Captivity in zoos is not conservation for elephants
The zoological industry is trying to distort the public's definition
of “elephant herds” by implying that captive elephant “collections”
in North America can still be called herds. It is misleading and
dangerous to fabricate elephant societies with groups of mostly
unrelated individuals who are deprived of their real families,
choices, cultures, and ecosystems.
Hundreds of millions of dollars are being spent on elephant zoo
exhibits in the U.S., yet these funds are desperately needed to
avert the extinction of elephants in the wild. Where they still
exist, elephants are facing severe threats from ivory poaching,
human encroachment, and collections by zoos. The wild is the only
place where true conservation of elephant families, their habitats,
and their rich cultures can take place.
On the good news front, following international condemnation, a
historic resolution was reached at the Convention on International
Trade in Endangered Species (CITES) of Wild Fauna and Flora’s 18th
Conference of the Parties held in Geneva in August 2019, supported
by an overwhelming majority of governments. It introduced a
near-total ban on live elephant exports from Zimbabwe and Botswana
to zoos.
African elephants from other states and all Asian elephants are
considered to be “threatened with extinction” and are therefore
listed in Appendix I of the CITES Convention. This means that the
import of live animals for “primarily commercial purposes” is not
allowed so as not to “further endanger their survival.”

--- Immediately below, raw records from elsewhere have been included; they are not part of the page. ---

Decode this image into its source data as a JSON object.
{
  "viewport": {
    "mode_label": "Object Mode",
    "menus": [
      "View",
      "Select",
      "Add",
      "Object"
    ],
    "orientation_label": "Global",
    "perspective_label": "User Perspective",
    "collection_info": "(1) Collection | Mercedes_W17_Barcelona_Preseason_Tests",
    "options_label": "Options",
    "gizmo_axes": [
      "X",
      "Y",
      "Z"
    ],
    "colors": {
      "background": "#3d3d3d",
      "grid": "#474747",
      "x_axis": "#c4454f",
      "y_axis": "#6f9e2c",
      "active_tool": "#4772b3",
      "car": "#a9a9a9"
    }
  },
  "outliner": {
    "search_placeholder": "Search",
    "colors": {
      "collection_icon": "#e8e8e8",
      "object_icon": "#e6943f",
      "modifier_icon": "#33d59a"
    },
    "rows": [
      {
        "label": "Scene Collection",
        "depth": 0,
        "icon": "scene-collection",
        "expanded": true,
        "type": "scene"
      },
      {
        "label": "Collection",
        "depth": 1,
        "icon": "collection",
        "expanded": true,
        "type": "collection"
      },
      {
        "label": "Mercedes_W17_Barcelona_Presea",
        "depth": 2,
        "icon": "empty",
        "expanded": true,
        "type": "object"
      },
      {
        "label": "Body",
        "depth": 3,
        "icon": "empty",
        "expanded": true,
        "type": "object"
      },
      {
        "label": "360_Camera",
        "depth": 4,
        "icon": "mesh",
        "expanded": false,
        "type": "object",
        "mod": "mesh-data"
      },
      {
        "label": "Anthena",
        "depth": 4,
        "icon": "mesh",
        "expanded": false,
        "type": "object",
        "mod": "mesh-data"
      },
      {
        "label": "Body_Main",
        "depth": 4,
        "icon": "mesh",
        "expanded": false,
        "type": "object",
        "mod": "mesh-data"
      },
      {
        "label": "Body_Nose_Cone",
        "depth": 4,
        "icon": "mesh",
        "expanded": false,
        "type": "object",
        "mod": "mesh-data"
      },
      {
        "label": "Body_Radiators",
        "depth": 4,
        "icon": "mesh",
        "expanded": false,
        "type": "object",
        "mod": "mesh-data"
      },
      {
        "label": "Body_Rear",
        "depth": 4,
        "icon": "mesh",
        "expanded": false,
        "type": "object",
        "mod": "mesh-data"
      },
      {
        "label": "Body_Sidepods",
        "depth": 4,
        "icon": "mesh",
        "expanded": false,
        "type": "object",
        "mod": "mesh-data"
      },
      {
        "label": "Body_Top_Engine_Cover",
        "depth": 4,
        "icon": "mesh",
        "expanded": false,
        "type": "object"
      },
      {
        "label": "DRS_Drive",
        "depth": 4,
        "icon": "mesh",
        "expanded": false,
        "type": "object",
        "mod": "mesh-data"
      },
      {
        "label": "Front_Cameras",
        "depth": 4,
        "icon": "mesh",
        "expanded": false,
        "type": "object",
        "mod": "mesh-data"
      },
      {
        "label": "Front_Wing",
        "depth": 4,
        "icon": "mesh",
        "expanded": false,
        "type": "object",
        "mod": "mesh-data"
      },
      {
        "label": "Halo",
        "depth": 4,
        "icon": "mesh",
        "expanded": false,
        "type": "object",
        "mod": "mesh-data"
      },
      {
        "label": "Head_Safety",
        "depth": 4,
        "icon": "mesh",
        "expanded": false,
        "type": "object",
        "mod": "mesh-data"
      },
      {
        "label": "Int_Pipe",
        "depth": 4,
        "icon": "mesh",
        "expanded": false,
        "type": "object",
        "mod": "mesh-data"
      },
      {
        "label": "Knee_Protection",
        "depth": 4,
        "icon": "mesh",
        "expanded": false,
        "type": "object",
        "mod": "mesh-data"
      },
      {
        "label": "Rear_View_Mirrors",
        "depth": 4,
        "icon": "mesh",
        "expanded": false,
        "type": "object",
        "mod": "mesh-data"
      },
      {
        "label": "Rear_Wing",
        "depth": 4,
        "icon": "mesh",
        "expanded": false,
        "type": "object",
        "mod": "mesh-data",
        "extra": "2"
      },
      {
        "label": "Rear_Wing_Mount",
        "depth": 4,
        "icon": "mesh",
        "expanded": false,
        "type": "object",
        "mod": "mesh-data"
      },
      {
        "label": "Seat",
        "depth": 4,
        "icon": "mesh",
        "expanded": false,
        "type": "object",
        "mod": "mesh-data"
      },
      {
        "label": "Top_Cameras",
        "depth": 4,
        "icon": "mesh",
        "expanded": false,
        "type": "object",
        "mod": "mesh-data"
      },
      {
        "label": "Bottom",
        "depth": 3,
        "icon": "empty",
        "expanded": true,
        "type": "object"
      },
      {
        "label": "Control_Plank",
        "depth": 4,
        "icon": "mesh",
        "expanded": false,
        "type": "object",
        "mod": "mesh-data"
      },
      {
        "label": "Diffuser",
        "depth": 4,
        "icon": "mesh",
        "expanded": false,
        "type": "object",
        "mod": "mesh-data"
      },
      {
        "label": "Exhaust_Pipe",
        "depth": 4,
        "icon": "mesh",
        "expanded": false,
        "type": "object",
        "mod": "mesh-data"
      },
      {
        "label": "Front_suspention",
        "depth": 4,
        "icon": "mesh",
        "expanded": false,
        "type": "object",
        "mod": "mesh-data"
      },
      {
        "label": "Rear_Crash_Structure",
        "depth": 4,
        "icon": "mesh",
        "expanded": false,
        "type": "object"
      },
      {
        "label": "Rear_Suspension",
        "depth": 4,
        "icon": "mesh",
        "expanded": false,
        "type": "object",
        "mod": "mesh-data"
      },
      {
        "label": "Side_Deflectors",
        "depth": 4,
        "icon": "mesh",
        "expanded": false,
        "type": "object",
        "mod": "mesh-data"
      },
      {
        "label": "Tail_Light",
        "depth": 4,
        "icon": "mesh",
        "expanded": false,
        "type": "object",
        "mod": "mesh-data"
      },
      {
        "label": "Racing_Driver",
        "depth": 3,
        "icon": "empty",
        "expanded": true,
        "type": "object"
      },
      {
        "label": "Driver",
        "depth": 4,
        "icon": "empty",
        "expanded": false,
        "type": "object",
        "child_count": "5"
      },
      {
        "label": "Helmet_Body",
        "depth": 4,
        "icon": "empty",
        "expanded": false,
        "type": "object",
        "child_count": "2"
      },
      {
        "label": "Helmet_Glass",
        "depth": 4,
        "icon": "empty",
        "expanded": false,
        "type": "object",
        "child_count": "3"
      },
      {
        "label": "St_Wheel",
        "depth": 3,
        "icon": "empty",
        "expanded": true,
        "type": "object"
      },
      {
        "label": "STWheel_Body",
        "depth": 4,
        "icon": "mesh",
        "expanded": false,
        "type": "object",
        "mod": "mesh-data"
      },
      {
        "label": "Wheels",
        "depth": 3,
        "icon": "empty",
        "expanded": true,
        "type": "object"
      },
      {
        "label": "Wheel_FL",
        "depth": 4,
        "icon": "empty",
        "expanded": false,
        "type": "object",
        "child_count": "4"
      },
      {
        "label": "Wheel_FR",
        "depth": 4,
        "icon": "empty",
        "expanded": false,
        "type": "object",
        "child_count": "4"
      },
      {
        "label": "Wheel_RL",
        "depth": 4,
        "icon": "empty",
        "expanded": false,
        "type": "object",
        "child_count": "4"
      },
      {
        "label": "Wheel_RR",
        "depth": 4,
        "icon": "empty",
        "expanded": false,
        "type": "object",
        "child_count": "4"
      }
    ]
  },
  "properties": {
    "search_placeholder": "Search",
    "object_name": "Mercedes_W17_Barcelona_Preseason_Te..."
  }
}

Though China and Zimbabwe managed to manipulate their way around the
ban and shipped 32 elephants that were being held in quarantine to
Chinese zoos prior to the ban, this new ban puts up a roadblock that
makes it much more difficult for zoos to import wild elephants. The
Association of Zoos & Aquariums (AZA) voiced its fervent objection
to the new restrictions on exporting wild elephants. It is now up to
CITES and member governments to protect elephants with ironclad
enforcement policies.
Zoos will persist in promoting the conservation con—as long as the
public buys it. That's where you can take action by turning the con
into conversation. Speak up to inform friends and family about the
conservation lie perpetuated by zoos, and encourage them to boycott
zoos with elephants, until the elephants are released to sanctuary
and the zoo pledges to shut down its elephant exhibit as 44 zoos
around the world have already done. We encourage all zoos to take
this same humane, and historic step.